Long story short - any given day I could have nothing to do, or a few dozen! I can't seem to stay organized in a way that is convenient, and I keep going back to just an old fashioned "planner" or "agenda book" like I had when I was in middle school.
So while I don't think Tony Stark has released an actual JARVIS system yet, I wanted to know if any of you use a system or an app to stay organized. I would LOVE to have something that I can push a quick button and see what I need to do in the day. Maybe something that I can set an alarm and it reminds me. Something I can I can add new tasks when needed and delete others? And something that I can show a ranking for priority (what to do next).
Any ideas or anything you think that works best? I just hate swimming in paper and "to do" piles!
Would love to share with you my system which I've been refining for the past 12 months, and finally been using it (very well) for the past 4 months. To preface this, I do have a fondness for paper based planners, but realized that moving everything to digital is essential. Feedback, thoughts, welcome!
> Email
- The key to staying on top of the game is having an empty inbox if you use online email clients such as gmail/yahoo.
The goal here is to keep your inbox 'zero' i.e. not leaving stray emails lurking in your inbox.
Every new email falls into 3 buckets: archive, defer, or todo.
a. Archive - self explanatory (eg. advertisements, junk email)
b. Defer - use a plugin like Boomerang if you want this email returned to your inbox say 3 days later (eg. followup with Tony next Tuesday)
c. Todo - this goes STRAIGHT into my todo list, eg. paying bills, and then archived.
> ToDo
I've used many todo lists Wunderlist, Todoist, Any.do, Apple Reminders. All of them suck, because it is too slow. Instead, I use a minimalist web-based, iPhone/Android compatible tasklist called Moo.do, with 5 main categories. It even connects with your gmail inbox, and displays it right next to your todo list. You can even drag emails into your todo list to maintain a cluterless inbox.
- To Do - daily tasks. With 2 sections. Today, and Someday - the tasklist allows me to enter dates eg. @4/1/17. Emails go STRAIGHT here.
To Meet - people to meet
To Read - books/articles/clippings to read
To Buy - things to buy eg. groceries.
To Go - places to visit eventually.
> Knowledge management
Evernote is my go to notebook for 2 reasons: search, and retrieval.
- Search - I do not use notebooks for evernote but use tags instead. Tags are much more powerful because you can associate a single note across 2 categories eg. (invoice) (canoeing) for a note containing a receipt to my canoe. On a notebook, you'll struggle with how to categorize them.
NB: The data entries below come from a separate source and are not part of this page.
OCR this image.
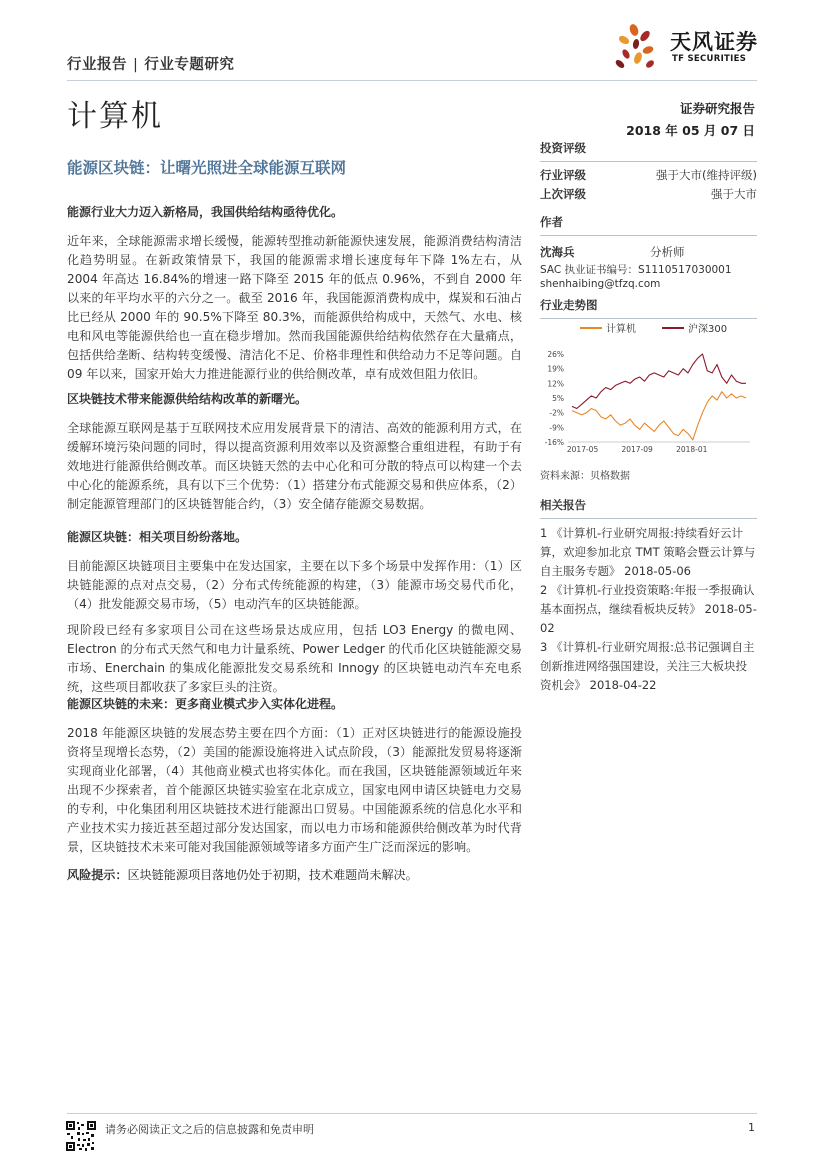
行业报告 | 行业专题研究
天风证券
TF SECURITIES
计算机	证券研究报告
2018 年 05 月 07 日
能源区块链：让曙光照进全球能源互联网
投资评级
行业评级	强于大市(维持评级)
上次评级	强于大市
作者
沈海兵	分析师
SAC 执业证书编号：S1110517030001
shenhaibing@tfzq.com
行业走势图
计算机	沪深300
26%
19%
12%
5%
-2%
-9%
-16%
2017-05	2017-09	2018-01
资料来源：贝格数据
相关报告
1 《计算机-行业研究周报:持续看好云计算，欢迎参加北京 TMT 策略会暨云计算与自主服务专题》 2018-05-06
2 《计算机-行业投资策略:年报一季报确认基本面拐点，继续看板块反转》 2018-05-02
3 《计算机-行业研究周报:总书记强调自主创新推进网络强国建设，关注三大板块投资机会》 2018-04-22
能源行业大力迈入新格局，我国供给结构亟待优化。
近年来，全球能源需求增长缓慢，能源转型推动新能源快速发展，能源消费结构清洁化趋势明显。在新政策情景下，我国的能源需求增长速度每年下降 1%左右，从 2004 年高达 16.84%的增速一路下降至 2015 年的低点 0.96%，不到自 2000 年以来的年平均水平的六分之一。截至 2016 年，我国能源消费构成中，煤炭和石油占比已经从 2000 年的 90.5%下降至 80.3%，而能源供给构成中，天然气、水电、核电和风电等能源供给也一直在稳步增加。然而我国能源供给结构依然存在大量痛点，包括供给垄断、结构转变缓慢、清洁化不足、价格非理性和供给动力不足等问题。自 09 年以来，国家开始大力推进能源行业的供给侧改革，卓有成效但阻力依旧。
区块链技术带来能源供给结构改革的新曙光。
全球能源互联网是基于互联网技术应用发展背景下的清洁、高效的能源利用方式，在缓解环境污染问题的同时，得以提高资源利用效率以及资源整合重组进程，有助于有效地进行能源供给侧改革。而区块链天然的去中心化和可分散的特点可以构建一个去中心化的能源系统，具有以下三个优势：（1）搭建分布式能源交易和供应体系，（2）制定能源管理部门的区块链智能合约，（3）安全储存能源交易数据。
能源区块链：相关项目纷纷落地。
目前能源区块链项目主要集中在发达国家，主要在以下多个场景中发挥作用：（1）区块链能源的点对点交易，（2）分布式传统能源的构建，（3）能源市场交易代币化，（4）批发能源交易市场，（5）电动汽车的区块链能源。
现阶段已经有多家项目公司在这些场景达成应用，包括 LO3 Energy 的微电网、Electron 的分布式天然气和电力计量系统、Power Ledger 的代币化区块链能源交易市场、Enerchain 的集成化能源批发交易系统和 Innogy 的区块链电动汽车充电系统，这些项目都收获了多家巨头的注资。
能源区块链的未来：更多商业模式步入实体化进程。
2018 年能源区块链的发展态势主要在四个方面：（1）正对区块链进行的能源设施投资将呈现增长态势，（2）美国的能源设施将进入试点阶段，（3）能源批发贸易将逐渐实现商业化部署，（4）其他商业模式也将实体化。而在我国，区块链能源领域近年来出现不少探索者，首个能源区块链实验室在北京成立，国家电网申请区块链电力交易的专利，中化集团利用区块链技术进行能源出口贸易。中国能源系统的信息化水平和产业技术实力接近甚至超过部分发达国家，而以电力市场和能源供给侧改革为时代背景，区块链技术未来可能对我国能源领域等诸多方面产生广泛而深远的影响。
风险提示：区块链能源项目落地仍处于初期，技术难题尚未解决。
请务必阅读正文之后的信息披露和免责申明	1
Retrieval - Evernote has the best way to search for notes, even within PDFs too!
> Appointments
Google Calendar is the best. A little known feature is "Repeat every..." for recurring tasks eg. haircuts / gym .
> File storage
Dropbox is the best. I can lose my Mac today (hopefully not), and be rest assured that everything is not lost. Sensitive info should be stored offline eg. SSN docs.
> Photo storage
Google Photos is the best because you can search within your photos eg. searching "food in napa", the system automatically pulls your photos taken in napa valley associated with food, all via photo recognition.
> Password management
Lastpass is good. Dashlane is cool too.
Moleskine For everything else, I frequently jot down my thoughts in my moleskine!